Constrains the weights incident to each hidden unit to have a norm less than or equal to a desired value.

Also available via the shortcut function keras.constraints.max_norm.


  • max_value: the maximum norm value for the incoming weights.
  • axis: integer, axis along which to calculate weight norms. For instance, in a Dense layer the weight matrix has shape (input_dim, output_dim), set axis to 0 to constrain each weight vector of length (input_dim,). In a Conv2D layer with data_format="channels_last", the weight tensor has shape (rows, cols, input_depth, output_depth), set axis to [0, 1, 2] to constrain the weights of each filter tensor of size (rows, cols, input_depth).


MinMaxNorm class

keras.constraints.MinMaxNorm(min_value=0.0, max_value=1.0, rate=1.0, axis=0)

MinMaxNorm weight constraint.

Constrains the weights incident to each hidden unit to have the norm between a lower bound and an upper bound.


  • min_value: the minimum norm for the incoming weights.
  • max_value: the maximum norm for the incoming weights.
  • rate: rate for enforcing the constraint: weights will be rescaled to yield (1 - rate) * norm + rate * norm.clip(min_value, max_value). Effectively, this means that rate=1.0 stands for strict enforcement of the constraint, while rate<1.0 means that weights will be rescaled at each step to slowly move towards a value inside the desired interval.
  • axis: integer, axis along which to calculate weight norms. For instance, in a Dense layer the weight matrix has shape (input_dim, output_dim), set axis to 0 to constrain each weight vector of length (input_dim,). In a Conv2D layer with data_format="channels_last", the weight tensor has shape (rows, cols, input_depth, output_depth), set axis to [0, 1, 2] to constrain the weights of each filter tensor of size (rows, cols, input_depth).


NonNeg class


Constrains the weights to be non-negative.


UnitNorm class


Constrains the weights incident to each hidden unit to have unit norm.

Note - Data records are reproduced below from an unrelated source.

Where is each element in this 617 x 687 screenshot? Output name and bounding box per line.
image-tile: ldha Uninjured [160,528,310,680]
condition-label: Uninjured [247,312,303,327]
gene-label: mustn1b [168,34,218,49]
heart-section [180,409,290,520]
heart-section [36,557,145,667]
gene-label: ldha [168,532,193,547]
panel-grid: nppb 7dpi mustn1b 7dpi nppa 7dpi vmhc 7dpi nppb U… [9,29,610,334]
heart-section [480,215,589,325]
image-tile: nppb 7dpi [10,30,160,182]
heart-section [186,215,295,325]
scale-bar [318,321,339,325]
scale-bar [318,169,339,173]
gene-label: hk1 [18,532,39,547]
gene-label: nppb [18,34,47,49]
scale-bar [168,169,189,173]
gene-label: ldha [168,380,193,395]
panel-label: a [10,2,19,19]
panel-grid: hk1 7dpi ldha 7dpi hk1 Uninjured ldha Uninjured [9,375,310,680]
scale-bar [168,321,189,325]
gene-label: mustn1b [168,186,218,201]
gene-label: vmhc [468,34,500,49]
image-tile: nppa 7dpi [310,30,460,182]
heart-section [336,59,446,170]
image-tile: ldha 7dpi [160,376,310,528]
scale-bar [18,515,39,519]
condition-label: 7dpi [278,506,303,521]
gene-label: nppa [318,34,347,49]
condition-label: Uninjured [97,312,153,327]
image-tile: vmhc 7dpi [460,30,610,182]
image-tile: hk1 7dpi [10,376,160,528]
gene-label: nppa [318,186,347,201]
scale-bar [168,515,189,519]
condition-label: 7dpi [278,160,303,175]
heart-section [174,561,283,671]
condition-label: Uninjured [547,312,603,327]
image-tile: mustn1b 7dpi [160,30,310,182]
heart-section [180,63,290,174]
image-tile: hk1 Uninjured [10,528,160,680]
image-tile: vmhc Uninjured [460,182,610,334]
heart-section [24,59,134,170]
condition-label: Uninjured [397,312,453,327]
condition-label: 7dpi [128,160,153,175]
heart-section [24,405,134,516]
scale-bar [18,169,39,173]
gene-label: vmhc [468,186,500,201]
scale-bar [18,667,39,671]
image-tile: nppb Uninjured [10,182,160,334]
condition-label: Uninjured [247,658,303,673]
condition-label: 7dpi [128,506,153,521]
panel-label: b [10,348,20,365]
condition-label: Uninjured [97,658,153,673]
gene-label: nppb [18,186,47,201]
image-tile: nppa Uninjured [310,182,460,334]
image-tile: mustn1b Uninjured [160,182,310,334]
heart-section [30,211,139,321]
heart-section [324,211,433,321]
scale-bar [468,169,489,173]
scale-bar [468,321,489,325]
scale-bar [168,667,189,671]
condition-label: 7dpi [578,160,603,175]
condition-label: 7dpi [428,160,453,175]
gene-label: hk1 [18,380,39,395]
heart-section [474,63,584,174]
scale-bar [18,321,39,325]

  • axis: integer, axis along which to calculate weight norms. For instance, in a Dense layer the weight matrix has shape (input_dim, output_dim), set axis to 0 to constrain each weight vector of length (input_dim,). In a Conv2D layer with data_format="channels_last", the weight tensor has shape (rows, cols, input_depth, output_depth), set axis to [0, 1, 2] to constrain the weights of each filter tensor of size (rows, cols, input_depth).

Creating custom weight constraints

A weight constraint can be any callable that takes a tensor and returns a tensor with the same shape and dtype. You would typically implement your constraints as subclasses of keras.constraints.Constraint.

Here’s a simple example: a constraint that forces weight tensors to be centered around a specific value on average.

from keras import ops

class CenterAround(keras.constraints.Constraint):
  """Constrains weight tensors to be centered around `ref_value`."""

  def __init__(self, ref_value):
    self.ref_value = ref_value

  def __call__(self, w):
    mean = ops.mean(w)
    return w - mean + self.ref_value

  def get_config(self):
    return {'ref_value': self.ref_value}

Optionally, you an also implement the method get_config and the class method from_config in order to support serialization – just like with any Keras object. Note that we don’t have to implement from_config in the example above since the constructor arguments of the class the keys in the config returned by get_config are the same. In this case, the default from_config works fine.